The same thresholds apply to negative values. An r of -0.85 is just as strong as +0.85; it simply means the line slopes downward.

A related measure, R-squared (R²), tells you the proportion of change in one variable that’s explained by the other. An R² of 0.75 means 75% of the variation in y can be predicted from x. The closer R² is to 1, the better the linear model fits the data. An R² of 0 means the relationship explains none of the variation, which is equivalent to drawing a flat horizontal line through the data.

Everyday Examples

Linear relationships are everywhere once you start looking for them. Unit conversions are perfectly linear: every mile is always 1.609 kilometers, so converting between the two is a straight line through the origin. Flat-rate pricing works the same way. If peanuts cost $2.50 per bag, the total cost is always 2.50 times the number of bags, no bulk discounts or surcharges.

Monthly payment plans are linear. A phone bill with a $30 base fee plus $5 per gigabyte of data creates the equation y = 5x + 30. The relationship between Celsius and Fahrenheit is linear: F = 1.8C + 32. Driving at a constant speed produces a linear relationship between time and distance. Even something as simple as “Maya is always 3 inches taller than Geoff” is linear: y = x + 3.

In economics and business, analysts frequently model income and consumer spending as linear relationships. Quarterly growth rates in personal income and personal spending in the US, for example, have been studied as linear pairs to forecast economic trends. The relationship isn’t perfectly linear in reality, but a straight-line model often captures enough of the pattern to be useful.

When a Relationship Isn’t Linear

Not every connection between two variables follows a straight line. Population growth, compound interest, and the spread of a virus tend to be exponential: the rate of change itself keeps growing. The trajectory of a thrown ball follows a parabola, which is quadratic. The key test is simple: if you plot the data and the points form a curve rather than a line, or if the rate of change between data points keeps shifting, the relationship is nonlinear.

Sometimes a relationship looks roughly linear over a small range but curves over a larger one. Your body burns calories at a fairly steady rate during a moderate jog, but push into a sprint and the rate jumps. This is why context and range matter when deciding whether a linear model is appropriate.

Checking Whether Your Data Is Truly Linear

If you’re working with real data and want to confirm a linear relationship, start by making a scatterplot. The points should form an obvious straight-line pattern rather than a curve or a fan shape. Beyond that visual check, statisticians look for a few additional conditions to ensure a linear model is reliable.

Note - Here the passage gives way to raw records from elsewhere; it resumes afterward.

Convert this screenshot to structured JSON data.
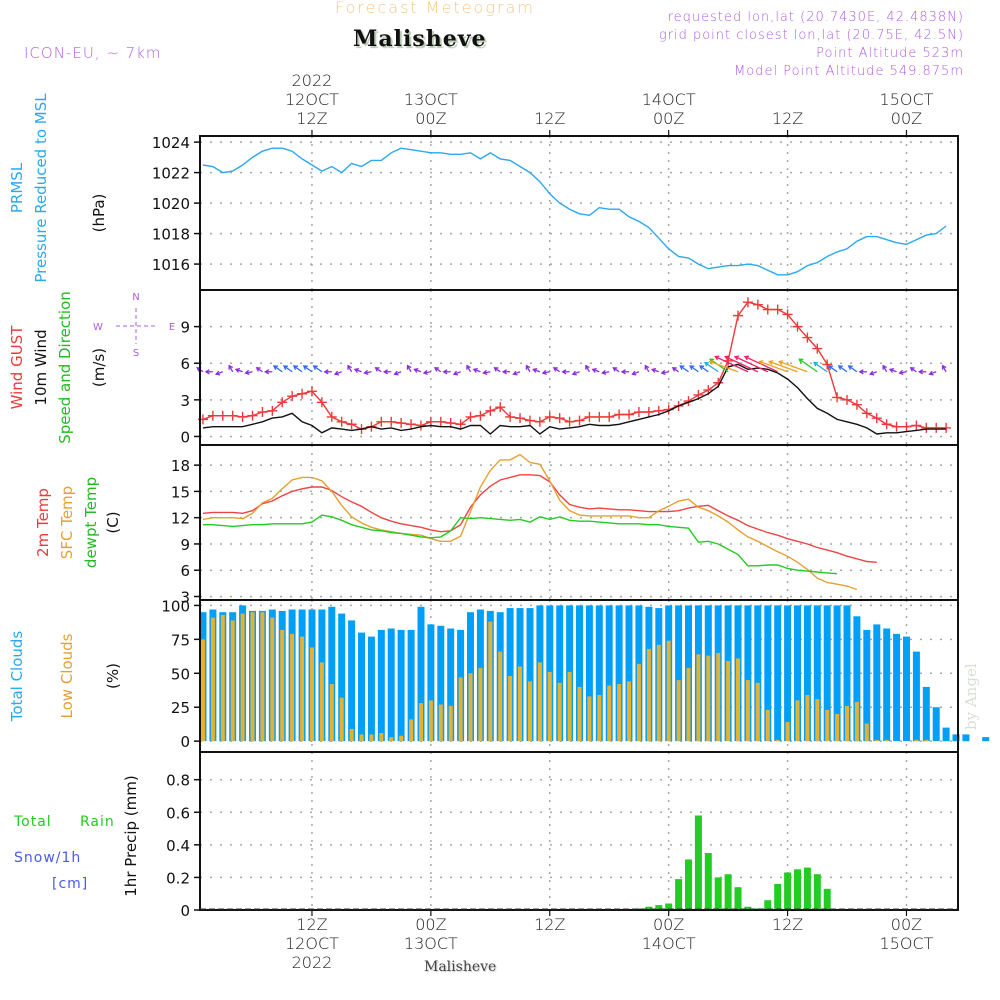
{
  "header": {
    "supertitle": "Forecast Meteogram",
    "station": "Malisheve",
    "model": "ICON-EU, ~ 7km",
    "requested": "requested lon,lat (20.7430E, 42.4838N)",
    "grid_point": "grid point closest lon,lat (20.75E, 42.5N)",
    "point_altitude": "Point Altitude 523m",
    "model_altitude": "Model Point Altitude 549.875m",
    "credit": "by Angel",
    "footer_station": "Malisheve"
  },
  "time_axis": {
    "top_ticks": [
      {
        "hour": 35,
        "lines": [
          "2022",
          "12OCT",
          "12Z"
        ]
      },
      {
        "hour": 47,
        "lines": [
          "13OCT",
          "00Z"
        ]
      },
      {
        "hour": 59,
        "lines": [
          "12Z"
        ]
      },
      {
        "hour": 71,
        "lines": [
          "14OCT",
          "00Z"
        ]
      },
      {
        "hour": 83,
        "lines": [
          "12Z"
        ]
      },
      {
        "hour": 95,
        "lines": [
          "15OCT",
          "00Z"
        ]
      }
    ],
    "bottom_ticks": [
      {
        "hour": 35,
        "lines": [
          "12Z",
          "12OCT",
          "2022"
        ]
      },
      {
        "hour": 47,
        "lines": [
          "00Z",
          "13OCT"
        ]
      },
      {
        "hour": 59,
        "lines": [
          "12Z"
        ]
      },
      {
        "hour": 71,
        "lines": [
          "00Z",
          "14OCT"
        ]
      },
      {
        "hour": 83,
        "lines": [
          "12Z"
        ]
      },
      {
        "hour": 95,
        "lines": [
          "00Z",
          "15OCT"
        ]
      }
    ],
    "start_hour": 23.7,
    "end_hour": 100.2,
    "note": "hours counted from 11 Oct 2022 00Z"
  },
  "chart_data": [
    {
      "type": "line",
      "name": "pressure",
      "ylabel_lines": [
        {
          "text": "PRMSL",
          "color": "#2aa8f0"
        },
        {
          "text": "Pressure Reduced to MSL",
          "color": "#2aa8f0"
        },
        {
          "text": "(hPa)",
          "color": "#111111"
        }
      ],
      "yticks": [
        1016,
        1018,
        1020,
        1022,
        1024
      ],
      "ylim": [
        1014.3,
        1024.4
      ],
      "x_start": 24,
      "series": [
        {
          "name": "PRMSL",
          "color": "#2aa8f0",
          "values": [
            1022.5,
            1022.4,
            1022.0,
            1022.1,
            1022.5,
            1023.0,
            1023.4,
            1023.6,
            1023.6,
            1023.4,
            1022.9,
            1022.5,
            1022.1,
            1022.4,
            1022.0,
            1022.6,
            1022.4,
            1022.8,
            1022.8,
            1023.3,
            1023.6,
            1023.5,
            1023.4,
            1023.3,
            1023.3,
            1023.2,
            1023.2,
            1023.3,
            1022.9,
            1023.3,
            1022.9,
            1022.8,
            1022.4,
            1022.0,
            1021.4,
            1020.6,
            1020.0,
            1019.6,
            1019.3,
            1019.2,
            1019.7,
            1019.6,
            1019.6,
            1019.1,
            1018.8,
            1018.4,
            1017.7,
            1017.0,
            1016.5,
            1016.4,
            1016.0,
            1015.7,
            1015.8,
            1015.9,
            1015.9,
            1016.0,
            1015.9,
            1015.6,
            1015.3,
            1015.3,
            1015.5,
            1015.9,
            1016.1,
            1016.5,
            1016.8,
            1017.0,
            1017.5,
            1017.8,
            1017.8,
            1017.6,
            1017.4,
            1017.3,
            1017.6,
            1017.9,
            1018.0,
            1018.5
          ]
        }
      ]
    },
    {
      "type": "line",
      "name": "wind",
      "ylabel_lines": [
        {
          "text": "Wind GUST",
          "color": "#ee3a3a"
        },
        {
          "text": "10m Wind",
          "color": "#111111"
        },
        {
          "text": "Speed and Direction",
          "color": "#22bb22"
        },
        {
          "text": "(m/s)",
          "color": "#111111"
        }
      ],
      "compass": {
        "n": "N",
        "s": "S",
        "e": "E",
        "w": "W",
        "color": "#b05ce0"
      },
      "yticks": [
        0,
        3,
        6,
        9
      ],
      "ylim": [
        -0.7,
        12.0
      ],
      "x_start": 24,
      "series": [
        {
          "name": "Wind GUST",
          "color": "#ee3a3a",
          "marker": "+",
          "values": [
            1.4,
            1.7,
            1.7,
            1.7,
            1.6,
            1.7,
            2.0,
            2.1,
            2.8,
            3.3,
            3.5,
            3.7,
            2.8,
            1.6,
            1.2,
            1.0,
            0.6,
            0.8,
            1.2,
            1.2,
            1.1,
            1.0,
            0.9,
            1.2,
            1.2,
            1.1,
            1.0,
            1.6,
            1.7,
            2.1,
            2.4,
            1.6,
            1.5,
            1.3,
            1.2,
            1.6,
            1.5,
            1.2,
            1.3,
            1.6,
            1.6,
            1.6,
            1.8,
            1.8,
            2.0,
            2.0,
            2.1,
            2.2,
            2.5,
            2.9,
            3.4,
            3.8,
            4.4,
            6.2,
            9.9,
            11.0,
            10.8,
            10.4,
            10.4,
            10.0,
            9.0,
            8.1,
            7.2,
            5.9,
            3.2,
            3.0,
            2.6,
            1.9,
            1.5,
            1.0,
            0.8,
            0.8,
            0.9,
            0.7,
            0.7,
            0.7
          ]
        },
        {
          "name": "10m Wind",
          "color": "#111111",
          "values": [
            0.7,
            0.8,
            0.8,
            0.8,
            0.8,
            1.0,
            1.2,
            1.5,
            1.6,
            1.9,
            1.2,
            0.9,
            0.3,
            0.7,
            0.6,
            0.5,
            0.6,
            0.8,
            0.6,
            0.7,
            0.5,
            0.6,
            0.8,
            0.9,
            0.8,
            0.8,
            0.6,
            0.9,
            0.9,
            0.2,
            0.9,
            0.8,
            0.8,
            0.9,
            0.2,
            0.8,
            0.6,
            0.7,
            0.8,
            1.0,
            0.9,
            0.9,
            1.0,
            1.2,
            1.4,
            1.6,
            1.8,
            2.1,
            2.5,
            2.8,
            3.1,
            3.5,
            4.1,
            5.7,
            5.9,
            5.5,
            5.6,
            5.5,
            5.2,
            4.7,
            4.0,
            3.1,
            2.3,
            1.9,
            1.4,
            1.2,
            1.0,
            0.7,
            0.2,
            0.3,
            0.3,
            0.4,
            0.5,
            0.6,
            0.6,
            0.6
          ]
        },
        {
          "name": "Wind direction arrows",
          "arrow_baseline": 5.3,
          "colors_by_speed": {
            "calm": "#8a2be2",
            "light": "#2a6af0",
            "moderate": "#22aadd",
            "fresh": "#22cc22",
            "strong": "#f0a020",
            "very_strong": "#ee2266"
          }
        }
      ]
    },
    {
      "type": "line",
      "name": "temperature",
      "ylabel_lines": [
        {
          "text": "2m Temp",
          "color": "#ee3a3a"
        },
        {
          "text": "SFC Temp",
          "color": "#e6a030"
        },
        {
          "text": "dewpt Temp",
          "color": "#22bb22"
        },
        {
          "text": "(C)",
          "color": "#111111"
        }
      ],
      "yticks": [
        3,
        6,
        9,
        12,
        15,
        18
      ],
      "ylim": [
        2.6,
        20.3
      ],
      "x_start": 24,
      "series": [
        {
          "name": "2m Temp",
          "color": "#ee4444",
          "values": [
            12.5,
            12.6,
            12.6,
            12.6,
            12.5,
            12.8,
            13.6,
            13.9,
            14.5,
            15.0,
            15.3,
            15.5,
            15.5,
            15.1,
            14.4,
            13.8,
            13.3,
            12.6,
            12.0,
            11.6,
            11.3,
            11.1,
            10.9,
            10.6,
            10.4,
            10.5,
            11.2,
            13.2,
            14.6,
            15.6,
            16.3,
            16.6,
            16.9,
            16.9,
            16.8,
            16.1,
            14.6,
            13.5,
            13.2,
            13.0,
            13.1,
            13.0,
            12.9,
            12.9,
            12.8,
            12.7,
            12.7,
            12.7,
            12.8,
            13.1,
            13.3,
            13.4,
            12.8,
            12.2,
            11.7,
            11.1,
            10.7,
            10.3,
            10.0,
            9.6,
            9.3,
            9.0,
            8.6,
            8.3,
            8.0,
            7.6,
            7.3,
            7.0,
            6.9
          ]
        },
        {
          "name": "SFC Temp",
          "color": "#e6a030",
          "values": [
            11.8,
            12.0,
            12.0,
            12.0,
            11.9,
            12.5,
            13.7,
            14.2,
            15.3,
            16.3,
            16.6,
            16.6,
            16.2,
            15.0,
            13.4,
            12.1,
            11.4,
            10.9,
            10.6,
            10.4,
            10.2,
            10.1,
            10.0,
            9.6,
            9.3,
            9.3,
            9.9,
            12.7,
            15.5,
            17.4,
            18.6,
            18.6,
            19.2,
            18.3,
            18.1,
            16.2,
            14.0,
            12.8,
            12.3,
            12.2,
            12.2,
            12.2,
            12.2,
            12.2,
            12.0,
            12.0,
            12.8,
            13.3,
            13.9,
            14.1,
            13.2,
            12.8,
            12.2,
            11.5,
            10.6,
            9.8,
            9.3,
            8.7,
            8.1,
            7.6,
            6.9,
            6.1,
            5.1,
            4.6,
            4.4,
            4.2,
            3.8
          ]
        },
        {
          "name": "dewpt Temp",
          "color": "#22cc22",
          "values": [
            11.2,
            11.2,
            11.1,
            11.0,
            11.1,
            11.2,
            11.2,
            11.3,
            11.3,
            11.3,
            11.3,
            11.5,
            12.3,
            12.1,
            11.7,
            11.2,
            10.9,
            10.6,
            10.5,
            10.3,
            10.2,
            10.0,
            9.8,
            9.7,
            9.8,
            10.5,
            12.0,
            11.9,
            12.0,
            11.9,
            11.8,
            11.7,
            11.8,
            11.5,
            12.1,
            11.8,
            12.1,
            11.7,
            11.6,
            11.6,
            11.5,
            11.4,
            11.3,
            11.3,
            11.3,
            11.2,
            11.2,
            11.0,
            10.9,
            10.8,
            9.2,
            9.3,
            9.0,
            8.4,
            7.8,
            6.5,
            6.5,
            6.6,
            6.6,
            6.2,
            6.0,
            5.9,
            5.8,
            5.7,
            5.6
          ]
        }
      ]
    },
    {
      "type": "bar",
      "name": "clouds",
      "ylabel_lines": [
        {
          "text": "Total Clouds",
          "color": "#2aa8f0"
        },
        {
          "text": "Low Clouds",
          "color": "#e6a030"
        },
        {
          "text": "(%)",
          "color": "#111111"
        }
      ],
      "yticks": [
        0,
        25,
        50,
        75,
        100
      ],
      "ylim": [
        -8,
        104
      ],
      "x_start": 24,
      "series": [
        {
          "name": "Total Clouds",
          "color": "#00a0f8",
          "values": [
            95,
            97,
            95,
            95,
            100,
            96,
            96,
            97,
            96,
            97,
            97,
            97,
            97,
            99,
            94,
            89,
            80,
            77,
            82,
            83,
            82,
            82,
            99,
            86,
            85,
            83,
            82,
            95,
            97,
            96,
            95,
            98,
            98,
            98,
            100,
            100,
            100,
            100,
            100,
            100,
            100,
            100,
            100,
            100,
            100,
            99,
            98,
            100,
            100,
            100,
            100,
            100,
            100,
            100,
            100,
            100,
            100,
            100,
            100,
            100,
            100,
            100,
            100,
            100,
            100,
            100,
            92,
            82,
            86,
            83,
            79,
            77,
            66,
            40,
            25,
            10,
            5,
            5,
            0,
            3
          ]
        },
        {
          "name": "Low Clouds",
          "color": "#e6b030",
          "values": [
            75,
            91,
            93,
            89,
            94,
            95,
            95,
            91,
            82,
            79,
            77,
            69,
            58,
            42,
            32,
            9,
            5,
            5,
            6,
            3,
            4,
            16,
            28,
            30,
            27,
            26,
            47,
            50,
            54,
            88,
            66,
            48,
            55,
            44,
            58,
            51,
            43,
            51,
            40,
            33,
            34,
            41,
            42,
            44,
            57,
            68,
            71,
            74,
            45,
            54,
            64,
            63,
            65,
            59,
            61,
            45,
            43,
            23,
            1,
            14,
            30,
            34,
            31,
            23,
            20,
            26,
            29,
            13,
            1,
            1,
            0,
            0,
            1,
            1,
            0,
            0
          ]
        }
      ]
    },
    {
      "type": "bar",
      "name": "precipitation",
      "ylabel_lines": [
        {
          "text": "Total",
          "color": "#22cc22"
        },
        {
          "text": "Rain",
          "color": "#22cc22"
        },
        {
          "text": "Snow/1h",
          "color": "#4a5af0"
        },
        {
          "text": "[cm]",
          "color": "#4a5af0"
        },
        {
          "text": "1hr Precip (mm)",
          "color": "#111111"
        }
      ],
      "yticks": [
        0,
        0.2,
        0.4,
        0.6,
        0.8
      ],
      "ylim": [
        0,
        0.97
      ],
      "x_start": 67,
      "series": [
        {
          "name": "Total Rain",
          "color": "#22cc22",
          "values": [
            0.0,
            0.01,
            0.02,
            0.03,
            0.04,
            0.19,
            0.31,
            0.58,
            0.35,
            0.2,
            0.22,
            0.14,
            0.02,
            0.01,
            0.06,
            0.16,
            0.23,
            0.25,
            0.26,
            0.22,
            0.13,
            0.0
          ]
        }
      ]
    }
  ]
}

The spread of data points should stay roughly the same across the entire range of x values. If the points fan out like a megaphone (tight on one end, scattered on the other), the variance isn’t consistent and a simple linear model may mislead you. The individual errors (the distances between each point and the line) should also be roughly normally distributed, meaning most points are close to the line with only a few far away, and those far-off points aren’t clustered on one side. Finally, each data point should be independent, meaning the value of one observation doesn’t influence another. Time-series data, where today’s value depends on yesterday’s, can violate this assumption.

None of these checks require advanced math. A scatterplot and a histogram of residuals (the gaps between predicted and actual values) will reveal most problems visually before you ever run a formal test.